We are living through the most thought-rich era in human history. More ideas are being published, shared, debated, and discarded in a single hour than most people in previous centuries encountered in a lifetime. The sheer volume of thinking happening around us is staggering.
And yet — somehow — most of us are thinking less than we ever have.
Not because we're lazy. Not because we're shallow.
But because thinking — real thinking — requires something that has quietly become a luxury: uninterrupted time with your own mind.
Not consuming someone else's conclusion. Not reacting to a prompt. Not absorbing an argument already fully formed. But sitting with a half-thought, an uncomfortable feeling, an unanswered question — and staying there long enough for something true to emerge.
That's not reading. That's not scrolling. That's not even listening to a podcast at 1.5x speed.
That's thinking. And it's almost completely gone from daily life.
----------------------------------------------------
There's a difference — I think it matters — between having thoughts and doing the work of thinking.
Thoughts arrive uninvited. They're noisy, reactive, tribal. They borrow their confidence from the crowd. They feel urgent but evaporate by morning.
Thinking, on the other hand, is slow. It's you, gently cross-examining yourself. It's writing something down and then looking at it and feeling slightly embarrassed by how wrong you were. It's following a thread you didn't expect and ending up somewhere that surprises you.
Most of us haven't done it in weeks. Maybe months.
----------------------------------------------------
This isn't a pitch for journaling.
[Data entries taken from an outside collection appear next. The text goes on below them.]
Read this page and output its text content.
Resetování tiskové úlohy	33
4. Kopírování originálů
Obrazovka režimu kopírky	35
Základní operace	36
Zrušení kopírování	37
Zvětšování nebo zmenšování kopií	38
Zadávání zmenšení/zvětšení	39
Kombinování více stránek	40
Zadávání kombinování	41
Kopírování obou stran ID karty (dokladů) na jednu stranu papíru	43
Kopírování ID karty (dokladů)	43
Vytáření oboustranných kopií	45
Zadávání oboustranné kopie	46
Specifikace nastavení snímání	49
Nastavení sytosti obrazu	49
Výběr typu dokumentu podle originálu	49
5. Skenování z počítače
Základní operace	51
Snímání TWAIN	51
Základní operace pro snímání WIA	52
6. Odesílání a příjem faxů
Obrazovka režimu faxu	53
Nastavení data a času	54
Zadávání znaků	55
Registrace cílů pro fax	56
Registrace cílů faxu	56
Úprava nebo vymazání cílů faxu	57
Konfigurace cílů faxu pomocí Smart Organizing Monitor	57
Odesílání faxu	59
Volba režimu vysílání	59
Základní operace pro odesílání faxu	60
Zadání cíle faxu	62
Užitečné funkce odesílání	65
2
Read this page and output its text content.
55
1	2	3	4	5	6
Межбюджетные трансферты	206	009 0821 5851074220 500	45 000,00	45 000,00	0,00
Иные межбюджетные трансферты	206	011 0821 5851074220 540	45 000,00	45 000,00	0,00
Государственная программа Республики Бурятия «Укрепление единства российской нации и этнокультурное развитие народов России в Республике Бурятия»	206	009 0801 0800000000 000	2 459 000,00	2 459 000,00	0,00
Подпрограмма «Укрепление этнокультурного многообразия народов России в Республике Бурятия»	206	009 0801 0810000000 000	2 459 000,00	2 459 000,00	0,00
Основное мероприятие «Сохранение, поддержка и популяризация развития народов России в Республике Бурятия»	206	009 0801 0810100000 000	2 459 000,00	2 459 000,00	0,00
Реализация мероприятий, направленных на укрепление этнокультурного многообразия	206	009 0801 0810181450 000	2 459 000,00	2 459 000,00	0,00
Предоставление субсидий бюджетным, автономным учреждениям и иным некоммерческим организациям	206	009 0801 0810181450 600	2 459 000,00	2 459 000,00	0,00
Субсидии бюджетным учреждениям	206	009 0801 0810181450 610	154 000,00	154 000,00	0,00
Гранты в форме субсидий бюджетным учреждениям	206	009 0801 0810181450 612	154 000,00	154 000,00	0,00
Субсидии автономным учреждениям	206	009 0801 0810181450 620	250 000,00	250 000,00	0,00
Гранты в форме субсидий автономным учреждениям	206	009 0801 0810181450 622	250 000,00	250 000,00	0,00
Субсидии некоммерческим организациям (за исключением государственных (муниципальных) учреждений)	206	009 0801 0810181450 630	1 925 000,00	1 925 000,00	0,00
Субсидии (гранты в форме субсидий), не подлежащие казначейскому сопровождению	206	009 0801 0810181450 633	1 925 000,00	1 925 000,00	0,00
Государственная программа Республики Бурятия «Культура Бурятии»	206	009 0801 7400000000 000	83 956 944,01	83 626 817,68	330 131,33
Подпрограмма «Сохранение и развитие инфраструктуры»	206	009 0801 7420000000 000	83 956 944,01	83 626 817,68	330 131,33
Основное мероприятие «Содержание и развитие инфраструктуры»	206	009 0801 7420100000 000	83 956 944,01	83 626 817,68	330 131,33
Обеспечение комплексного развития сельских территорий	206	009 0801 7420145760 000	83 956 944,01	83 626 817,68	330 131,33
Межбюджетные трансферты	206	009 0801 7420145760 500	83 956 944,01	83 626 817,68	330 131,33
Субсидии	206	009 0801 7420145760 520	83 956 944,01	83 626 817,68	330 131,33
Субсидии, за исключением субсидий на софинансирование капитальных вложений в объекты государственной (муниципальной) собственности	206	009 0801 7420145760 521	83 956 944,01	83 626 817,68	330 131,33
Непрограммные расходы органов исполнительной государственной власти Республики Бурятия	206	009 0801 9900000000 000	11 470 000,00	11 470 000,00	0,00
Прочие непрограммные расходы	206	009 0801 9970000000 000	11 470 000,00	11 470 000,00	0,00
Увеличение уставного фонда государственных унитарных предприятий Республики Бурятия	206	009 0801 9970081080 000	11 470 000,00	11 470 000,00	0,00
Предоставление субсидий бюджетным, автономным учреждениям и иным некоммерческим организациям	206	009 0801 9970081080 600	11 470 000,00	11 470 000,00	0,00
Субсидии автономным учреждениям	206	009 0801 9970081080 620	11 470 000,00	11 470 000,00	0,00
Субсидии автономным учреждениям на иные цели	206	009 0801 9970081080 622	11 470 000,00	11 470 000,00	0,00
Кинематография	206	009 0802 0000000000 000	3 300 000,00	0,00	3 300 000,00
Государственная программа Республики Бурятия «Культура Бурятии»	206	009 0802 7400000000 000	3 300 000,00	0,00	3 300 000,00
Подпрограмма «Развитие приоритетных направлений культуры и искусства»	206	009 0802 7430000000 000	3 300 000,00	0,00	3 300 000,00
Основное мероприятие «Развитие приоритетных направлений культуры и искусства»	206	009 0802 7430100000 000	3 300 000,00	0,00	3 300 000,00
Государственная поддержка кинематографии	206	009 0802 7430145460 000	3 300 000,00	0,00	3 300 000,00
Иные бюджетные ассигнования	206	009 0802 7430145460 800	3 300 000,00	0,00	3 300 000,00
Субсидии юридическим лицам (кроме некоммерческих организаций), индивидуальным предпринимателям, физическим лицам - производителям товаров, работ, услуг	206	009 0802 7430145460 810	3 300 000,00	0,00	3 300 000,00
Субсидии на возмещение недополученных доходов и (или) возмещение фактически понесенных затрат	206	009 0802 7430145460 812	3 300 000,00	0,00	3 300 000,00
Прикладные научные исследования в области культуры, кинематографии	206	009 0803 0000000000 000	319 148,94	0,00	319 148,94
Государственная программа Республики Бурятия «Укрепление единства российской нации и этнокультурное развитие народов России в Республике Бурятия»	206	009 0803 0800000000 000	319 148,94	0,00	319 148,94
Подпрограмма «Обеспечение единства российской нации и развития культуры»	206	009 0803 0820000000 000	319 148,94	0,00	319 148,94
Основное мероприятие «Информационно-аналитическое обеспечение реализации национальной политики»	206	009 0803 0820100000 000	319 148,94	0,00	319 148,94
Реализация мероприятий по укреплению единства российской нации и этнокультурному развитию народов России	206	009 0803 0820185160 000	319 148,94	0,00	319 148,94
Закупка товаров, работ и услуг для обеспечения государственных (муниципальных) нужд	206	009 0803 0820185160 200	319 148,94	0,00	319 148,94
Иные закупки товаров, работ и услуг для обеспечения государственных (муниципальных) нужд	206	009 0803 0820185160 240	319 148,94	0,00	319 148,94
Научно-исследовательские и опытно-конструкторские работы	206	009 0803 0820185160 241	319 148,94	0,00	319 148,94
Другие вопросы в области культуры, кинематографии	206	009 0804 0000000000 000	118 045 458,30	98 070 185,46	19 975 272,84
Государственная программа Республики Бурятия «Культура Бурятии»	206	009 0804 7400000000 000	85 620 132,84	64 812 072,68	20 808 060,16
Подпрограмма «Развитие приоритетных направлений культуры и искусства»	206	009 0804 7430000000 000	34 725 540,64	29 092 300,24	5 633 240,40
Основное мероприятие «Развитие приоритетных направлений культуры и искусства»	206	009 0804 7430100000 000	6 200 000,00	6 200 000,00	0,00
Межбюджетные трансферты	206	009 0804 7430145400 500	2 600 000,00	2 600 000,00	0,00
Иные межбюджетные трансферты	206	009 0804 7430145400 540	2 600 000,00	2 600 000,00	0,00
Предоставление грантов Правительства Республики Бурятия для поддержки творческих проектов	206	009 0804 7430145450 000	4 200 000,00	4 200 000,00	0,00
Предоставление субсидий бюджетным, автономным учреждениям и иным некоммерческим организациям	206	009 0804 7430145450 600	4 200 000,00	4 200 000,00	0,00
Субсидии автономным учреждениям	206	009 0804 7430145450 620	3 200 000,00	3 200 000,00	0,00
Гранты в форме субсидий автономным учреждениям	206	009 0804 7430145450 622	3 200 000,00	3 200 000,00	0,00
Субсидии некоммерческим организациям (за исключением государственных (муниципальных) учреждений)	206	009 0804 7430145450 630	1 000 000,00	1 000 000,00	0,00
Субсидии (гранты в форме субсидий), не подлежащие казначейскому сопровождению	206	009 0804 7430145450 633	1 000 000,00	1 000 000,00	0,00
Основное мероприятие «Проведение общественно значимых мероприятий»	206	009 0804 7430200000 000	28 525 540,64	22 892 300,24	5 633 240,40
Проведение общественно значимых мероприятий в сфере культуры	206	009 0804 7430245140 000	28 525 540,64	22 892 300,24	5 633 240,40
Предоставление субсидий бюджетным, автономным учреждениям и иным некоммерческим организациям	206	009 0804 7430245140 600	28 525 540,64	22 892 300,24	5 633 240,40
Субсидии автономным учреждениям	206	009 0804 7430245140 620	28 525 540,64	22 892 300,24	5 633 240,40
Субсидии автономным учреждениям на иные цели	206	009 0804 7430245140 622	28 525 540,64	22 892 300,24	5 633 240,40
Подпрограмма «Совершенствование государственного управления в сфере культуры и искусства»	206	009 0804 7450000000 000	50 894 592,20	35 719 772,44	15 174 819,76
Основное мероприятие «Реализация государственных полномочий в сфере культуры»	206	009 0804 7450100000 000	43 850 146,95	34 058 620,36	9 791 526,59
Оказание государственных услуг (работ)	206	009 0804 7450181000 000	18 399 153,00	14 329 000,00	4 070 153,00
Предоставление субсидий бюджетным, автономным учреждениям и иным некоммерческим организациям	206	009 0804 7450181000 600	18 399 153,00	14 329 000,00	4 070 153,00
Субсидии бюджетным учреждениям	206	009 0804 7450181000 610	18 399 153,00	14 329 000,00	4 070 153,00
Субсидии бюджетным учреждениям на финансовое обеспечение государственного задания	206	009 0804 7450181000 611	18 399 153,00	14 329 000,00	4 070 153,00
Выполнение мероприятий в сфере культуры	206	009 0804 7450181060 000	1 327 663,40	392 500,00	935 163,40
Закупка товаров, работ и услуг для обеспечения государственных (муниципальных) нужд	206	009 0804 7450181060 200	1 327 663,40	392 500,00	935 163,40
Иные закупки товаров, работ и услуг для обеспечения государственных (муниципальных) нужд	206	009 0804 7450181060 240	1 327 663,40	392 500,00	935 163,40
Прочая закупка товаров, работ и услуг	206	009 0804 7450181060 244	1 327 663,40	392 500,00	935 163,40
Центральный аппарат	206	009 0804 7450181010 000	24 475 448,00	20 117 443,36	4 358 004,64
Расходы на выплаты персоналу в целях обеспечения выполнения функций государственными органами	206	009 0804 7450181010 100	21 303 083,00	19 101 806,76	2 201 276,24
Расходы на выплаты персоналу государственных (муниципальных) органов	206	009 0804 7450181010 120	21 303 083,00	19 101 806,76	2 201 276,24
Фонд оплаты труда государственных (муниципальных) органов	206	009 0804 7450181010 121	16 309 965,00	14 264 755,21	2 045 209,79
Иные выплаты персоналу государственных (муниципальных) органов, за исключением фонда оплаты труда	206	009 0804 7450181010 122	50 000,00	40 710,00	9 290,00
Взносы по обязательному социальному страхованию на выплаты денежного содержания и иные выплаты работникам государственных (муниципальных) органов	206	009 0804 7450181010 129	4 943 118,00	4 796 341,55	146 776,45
You already know what a journal can do — that's not why I'm writing.
I'm writing because I think many of us are in a slow emergency that nobody's named yet.
We're drowning in stimulation and starving for reflection. We feel mentally full all the time and yet somehow leave most days feeling like we never quite… arrived. Like something important is sitting just beneath the surface but we never slow down enough to reach it.
And the cruel irony is: the very devices and feeds designed to keep us informed are the ones that have made genuine thinking feel indulgent. Like something you'll get to later. Like something you'd do on a retreat, maybe. Or when life settles down.
Life doesn't settle down. You know this.
-----------------------------------------------------
So here's the only thing I want to leave with you today:
Give yourself the luxury of an unfinished thought.
Not everything you think needs to be productive. Not every entry needs to arrive at a conclusion. Not every reflection needs to be worth sharing.
Sometimes, the whole point is just to stay with yourself long enough to find out what you actually think — not what the feed told you to think, not what the podcast concluded for you, not what you reflexively feel in the first thirty seconds.
Just... you. Thinking. Slowly.
That's not a small thing right now.
That might be the most radical thing you can do.